9 juil. 2026

Les funérailles historiques d’Ali Khamenei : une marée humaine sans précédent pour un leader aimé

Ce jeudi 9 juillet 2026, le cortège funéraire de l’ayatollah Ali Khamenei, Guide suprême de la République islamique d’Iran pendant plus de trois décennies, arrive à Machhad, ville sainte du nord-est du pays et lieu de son inhumation au mausolée de l’imam Reza. Après plusieurs jours de cérémonies grandioses à Téhéran, Qom et en Irak (Najaf et Kerbala), c’est la dernière étape d’un hommage national d’une ampleur rarement égalée.

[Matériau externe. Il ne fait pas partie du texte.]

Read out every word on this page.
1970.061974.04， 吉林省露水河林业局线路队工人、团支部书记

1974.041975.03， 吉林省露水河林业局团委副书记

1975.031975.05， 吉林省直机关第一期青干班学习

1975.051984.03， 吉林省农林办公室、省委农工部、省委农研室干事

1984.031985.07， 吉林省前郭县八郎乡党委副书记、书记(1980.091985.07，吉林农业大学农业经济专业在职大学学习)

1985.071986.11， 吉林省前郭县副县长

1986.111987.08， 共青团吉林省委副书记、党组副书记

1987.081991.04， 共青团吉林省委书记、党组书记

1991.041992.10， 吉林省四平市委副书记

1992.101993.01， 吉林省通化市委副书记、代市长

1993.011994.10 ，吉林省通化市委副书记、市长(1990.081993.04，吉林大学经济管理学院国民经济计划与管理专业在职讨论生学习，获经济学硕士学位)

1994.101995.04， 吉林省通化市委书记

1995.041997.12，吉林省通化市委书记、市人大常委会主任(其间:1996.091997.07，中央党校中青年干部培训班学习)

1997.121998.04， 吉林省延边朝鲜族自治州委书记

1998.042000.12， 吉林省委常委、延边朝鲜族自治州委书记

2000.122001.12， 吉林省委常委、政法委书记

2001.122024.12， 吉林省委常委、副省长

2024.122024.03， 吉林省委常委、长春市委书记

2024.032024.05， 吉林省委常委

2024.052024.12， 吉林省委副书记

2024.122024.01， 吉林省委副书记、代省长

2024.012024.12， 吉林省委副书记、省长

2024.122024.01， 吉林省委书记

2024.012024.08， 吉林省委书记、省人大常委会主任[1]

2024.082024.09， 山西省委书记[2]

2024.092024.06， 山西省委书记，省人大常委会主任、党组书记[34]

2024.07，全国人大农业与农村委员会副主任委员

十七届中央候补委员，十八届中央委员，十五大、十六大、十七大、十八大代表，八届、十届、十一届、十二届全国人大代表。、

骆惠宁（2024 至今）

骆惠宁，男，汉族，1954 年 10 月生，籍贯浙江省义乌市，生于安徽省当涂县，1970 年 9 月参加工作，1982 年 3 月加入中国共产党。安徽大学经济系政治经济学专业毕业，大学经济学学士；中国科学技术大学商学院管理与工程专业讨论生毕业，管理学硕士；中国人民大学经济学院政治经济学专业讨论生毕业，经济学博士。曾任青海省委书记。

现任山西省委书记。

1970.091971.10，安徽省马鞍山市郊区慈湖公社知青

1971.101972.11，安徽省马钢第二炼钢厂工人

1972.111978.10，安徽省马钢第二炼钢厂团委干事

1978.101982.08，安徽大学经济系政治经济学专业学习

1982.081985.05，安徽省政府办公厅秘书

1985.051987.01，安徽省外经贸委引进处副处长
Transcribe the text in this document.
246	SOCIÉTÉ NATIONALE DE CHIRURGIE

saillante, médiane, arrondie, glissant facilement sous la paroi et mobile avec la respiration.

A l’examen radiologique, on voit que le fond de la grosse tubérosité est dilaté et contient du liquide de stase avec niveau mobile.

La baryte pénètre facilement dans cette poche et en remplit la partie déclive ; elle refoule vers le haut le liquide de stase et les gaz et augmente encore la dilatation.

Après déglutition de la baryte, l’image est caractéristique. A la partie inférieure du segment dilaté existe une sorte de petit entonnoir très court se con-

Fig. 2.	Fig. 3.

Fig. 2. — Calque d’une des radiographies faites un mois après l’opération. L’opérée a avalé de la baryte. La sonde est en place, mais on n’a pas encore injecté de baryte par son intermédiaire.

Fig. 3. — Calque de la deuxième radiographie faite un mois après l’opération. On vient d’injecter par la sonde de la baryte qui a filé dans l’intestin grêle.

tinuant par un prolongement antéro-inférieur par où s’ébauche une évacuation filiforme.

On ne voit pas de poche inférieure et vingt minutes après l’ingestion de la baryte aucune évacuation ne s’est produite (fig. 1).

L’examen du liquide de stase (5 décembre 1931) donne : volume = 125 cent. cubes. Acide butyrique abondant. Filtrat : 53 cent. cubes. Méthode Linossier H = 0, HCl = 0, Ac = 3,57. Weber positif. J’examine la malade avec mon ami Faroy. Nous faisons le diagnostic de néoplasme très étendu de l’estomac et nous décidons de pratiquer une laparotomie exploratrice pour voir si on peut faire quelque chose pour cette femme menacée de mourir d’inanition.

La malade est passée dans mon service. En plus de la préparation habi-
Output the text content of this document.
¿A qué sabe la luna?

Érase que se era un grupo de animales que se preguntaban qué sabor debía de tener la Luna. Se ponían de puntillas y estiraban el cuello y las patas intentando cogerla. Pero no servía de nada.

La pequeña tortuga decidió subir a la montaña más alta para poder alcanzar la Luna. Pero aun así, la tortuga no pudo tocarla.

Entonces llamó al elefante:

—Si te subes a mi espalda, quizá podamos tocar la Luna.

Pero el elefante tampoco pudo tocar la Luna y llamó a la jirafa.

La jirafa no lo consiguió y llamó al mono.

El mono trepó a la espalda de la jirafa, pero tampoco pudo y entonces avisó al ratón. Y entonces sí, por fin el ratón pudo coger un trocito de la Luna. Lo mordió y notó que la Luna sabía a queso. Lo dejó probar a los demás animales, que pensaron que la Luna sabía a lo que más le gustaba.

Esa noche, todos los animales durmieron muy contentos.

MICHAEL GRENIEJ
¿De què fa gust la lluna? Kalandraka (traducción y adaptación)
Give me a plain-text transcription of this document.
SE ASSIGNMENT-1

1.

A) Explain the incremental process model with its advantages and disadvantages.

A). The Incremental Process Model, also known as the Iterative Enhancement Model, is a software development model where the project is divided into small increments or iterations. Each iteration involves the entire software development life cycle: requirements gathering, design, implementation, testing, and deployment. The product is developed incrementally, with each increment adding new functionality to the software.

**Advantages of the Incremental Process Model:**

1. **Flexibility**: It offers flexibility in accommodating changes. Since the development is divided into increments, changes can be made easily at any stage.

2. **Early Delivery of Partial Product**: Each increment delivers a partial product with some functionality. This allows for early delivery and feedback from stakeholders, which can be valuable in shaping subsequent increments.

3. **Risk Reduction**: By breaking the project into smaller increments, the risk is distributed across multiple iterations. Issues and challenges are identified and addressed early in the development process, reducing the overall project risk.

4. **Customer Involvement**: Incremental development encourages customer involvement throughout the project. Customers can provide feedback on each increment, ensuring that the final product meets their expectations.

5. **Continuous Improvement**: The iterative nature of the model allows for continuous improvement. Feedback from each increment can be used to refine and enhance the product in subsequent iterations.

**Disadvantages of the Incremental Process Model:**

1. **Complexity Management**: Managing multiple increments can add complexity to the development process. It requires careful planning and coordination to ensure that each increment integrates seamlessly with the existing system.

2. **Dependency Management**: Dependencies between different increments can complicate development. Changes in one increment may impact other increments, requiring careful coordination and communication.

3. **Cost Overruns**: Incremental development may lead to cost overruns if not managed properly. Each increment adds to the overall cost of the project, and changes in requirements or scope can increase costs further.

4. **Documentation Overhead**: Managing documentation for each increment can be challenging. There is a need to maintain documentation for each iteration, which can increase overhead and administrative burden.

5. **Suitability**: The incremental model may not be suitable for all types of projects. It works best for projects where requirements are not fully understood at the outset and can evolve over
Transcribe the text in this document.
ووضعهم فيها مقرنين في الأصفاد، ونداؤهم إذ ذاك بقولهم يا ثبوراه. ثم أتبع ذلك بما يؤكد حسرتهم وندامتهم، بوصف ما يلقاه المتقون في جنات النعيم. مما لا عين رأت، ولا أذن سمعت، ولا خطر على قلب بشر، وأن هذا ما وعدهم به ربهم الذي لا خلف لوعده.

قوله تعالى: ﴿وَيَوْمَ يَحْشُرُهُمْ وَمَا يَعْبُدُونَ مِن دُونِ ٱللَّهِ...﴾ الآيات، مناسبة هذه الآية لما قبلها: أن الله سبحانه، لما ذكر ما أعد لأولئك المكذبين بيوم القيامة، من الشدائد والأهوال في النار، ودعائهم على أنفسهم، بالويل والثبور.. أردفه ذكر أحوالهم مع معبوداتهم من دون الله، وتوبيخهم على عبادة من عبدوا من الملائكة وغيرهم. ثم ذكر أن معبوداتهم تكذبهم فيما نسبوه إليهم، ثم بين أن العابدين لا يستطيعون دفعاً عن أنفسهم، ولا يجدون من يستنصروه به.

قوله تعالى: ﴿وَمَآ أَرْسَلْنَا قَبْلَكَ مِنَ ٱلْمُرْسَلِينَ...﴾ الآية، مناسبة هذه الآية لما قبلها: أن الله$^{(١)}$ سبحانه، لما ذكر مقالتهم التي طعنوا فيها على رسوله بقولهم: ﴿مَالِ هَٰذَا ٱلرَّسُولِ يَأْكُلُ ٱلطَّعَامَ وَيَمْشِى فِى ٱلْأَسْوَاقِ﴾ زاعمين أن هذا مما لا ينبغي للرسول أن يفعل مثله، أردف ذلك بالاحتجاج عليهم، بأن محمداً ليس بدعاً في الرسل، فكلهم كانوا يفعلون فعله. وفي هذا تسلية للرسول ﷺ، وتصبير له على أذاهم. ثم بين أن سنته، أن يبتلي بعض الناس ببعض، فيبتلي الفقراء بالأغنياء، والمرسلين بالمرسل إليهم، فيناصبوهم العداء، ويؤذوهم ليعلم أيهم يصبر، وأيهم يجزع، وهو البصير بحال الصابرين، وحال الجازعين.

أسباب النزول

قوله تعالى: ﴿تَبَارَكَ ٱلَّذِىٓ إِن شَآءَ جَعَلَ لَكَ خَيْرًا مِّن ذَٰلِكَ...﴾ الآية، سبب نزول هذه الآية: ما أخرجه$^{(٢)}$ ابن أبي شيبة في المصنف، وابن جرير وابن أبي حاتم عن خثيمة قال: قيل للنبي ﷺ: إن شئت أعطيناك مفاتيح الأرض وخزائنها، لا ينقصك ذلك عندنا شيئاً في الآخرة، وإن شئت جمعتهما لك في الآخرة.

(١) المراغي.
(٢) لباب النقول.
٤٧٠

Les autorités iraniennes parlent de plus de 20 million de participants dans les différentes processions, avec des cortèges s’étirant sur plus de vingt kilomètres dans les rues de Téhéran. Des dizaines de millions de personnes au total étaient attendues sur l’ensemble des cérémonies. L’ampleur du rassemblement est exceptionnelle : une mer humaine en noir, drapeaux verts et rouges, chants de deuil et de résistance, dans une ferveur mêlant douleur collective et affirmation politique face à l’extérieur.

Une mobilisation impressionnante

Ali Khamenei n’était peut être pas aimé unanimement par le peuple iranien. Pourtant, face à la mort violente du Guide – assassiné le 28 février 2026 lors de frappes américano-israéliennes au début de la guerre –, une immense vague de deuil a submergé le pays.

Ceci en dit long sur la complexité de l’Iran : un mélange de ferveur religieuse sincère, de nationalisme viscéral face à l’agression étrangère, et d’un attachement culturel à la figure du « vieux leader » qui a incarné la continuité de la Révolution islamique depuis la disparition de Khomeini. Même ceux qui critiquaient son pouvoir autoritaire ont souvent vu dans son assassinat une humiliation nationale.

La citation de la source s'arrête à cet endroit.